ChatGPT in the emergency room: can we trust AI to treat patients?

A team of researchers highlights the limits of artificial intelligence, in this case ChatGPT, in hospital emergency departments.

THE ESSENTIAL

While ChatGPT is already proving useful for writing clinical notes, the AI model is still far from reliable in hospital emergency departments, according to a new study.
He can in fact suggest unnecessary tests, prescribe inappropriate treatments or even admit patients to hospital who do not need them. In short, it would not be up to the clinical judgment of a flesh-and-blood doctor.
And for good reason, the AI plays it safe as much as possible. According to the study, a balance must be struck between detecting serious problems and preventing unnecessary interventions.

If, in medicine, ChatGPT can write clinical notes or answer theoretical questions, it could not prove as effective, in practice, in hospital emergency departments, quite the contrary. According to a new study published in the journal Nature Communicationsartificial intelligence (AI) can in fact suggest unnecessary tests, prescribe inappropriate treatments or even admit patients to hospital who do not need it. In short, it would not be up to the clinical judgment of a flesh-and-blood doctor.

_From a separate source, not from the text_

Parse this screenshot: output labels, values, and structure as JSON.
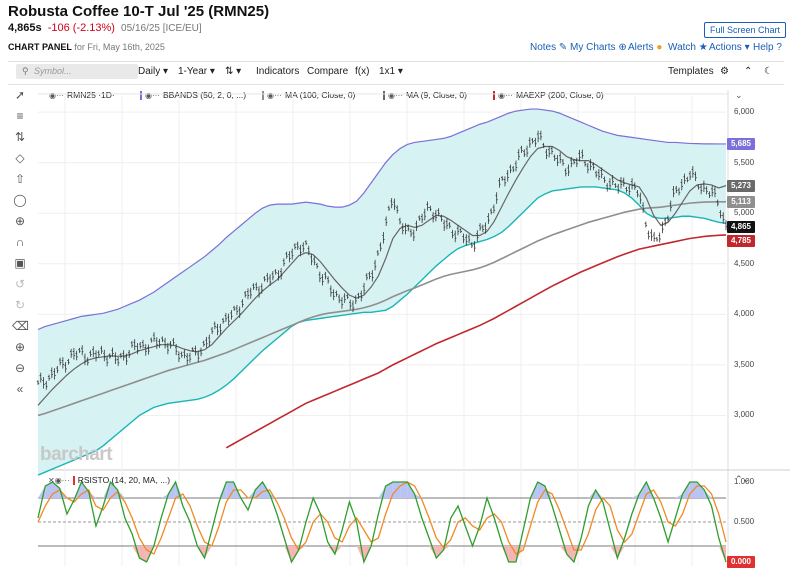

“Here is a valuable message to clinicians: do not blindly trust AI”, warns Chris Williamslead author of the study and researcher at the University of California, San Francisco (UCSF), in the United States. According to him, while ChatGPT can be useful in certain specific tasks, it is not designed to handle complex situations involving several factors, such as those encountered in an emergency department.

ChatGPT less reliable than doctors in emergency departments

In a previous studythe team of scientists showed that ChatGPT was slightly better than humans at identifying which of two patients was sicker in a simple situation. But this time, it posed a much more complex challenge to the AI: making recommendations after an initial examination in the emergency room, particularly regarding admission, X-rays or antibiotic prescriptions.

To evaluate the accuracy of ChatGPT, researchers analyzed 1,000 emergency room visits, based on UCSF medical records. The AI’s decisions were then compared to those made by resident doctors. Result ? ChatGPT-3.5 and ChatGPT-4 were found to be 24% and 8% less accurate than practitioners, respectively. Which is not surprising, since these AI models, trained primarily on online data, tend to overprescribe and recommend unnecessary medical care.

The excessive caution of AI in medical matters

“ChatGPT tools are almost set to say ‘Please consult a doctor'” and play it safe as much as possible, summarizes Chris Williams. Except that, “In an emergency context, where the slightest error can have serious consequences, this excessive caution results in unnecessary interventions, which can cause harm to patients, overburden hospital resources and increase costs.”

According to the researcher, for AI to be effectively integrated into emergency services, it is crucial to develop frameworks that allow clinical information to be correctly evaluated. A balance must be struck between detecting serious problems and preventing unnecessary interventions. “There is no perfect solution“, he admits.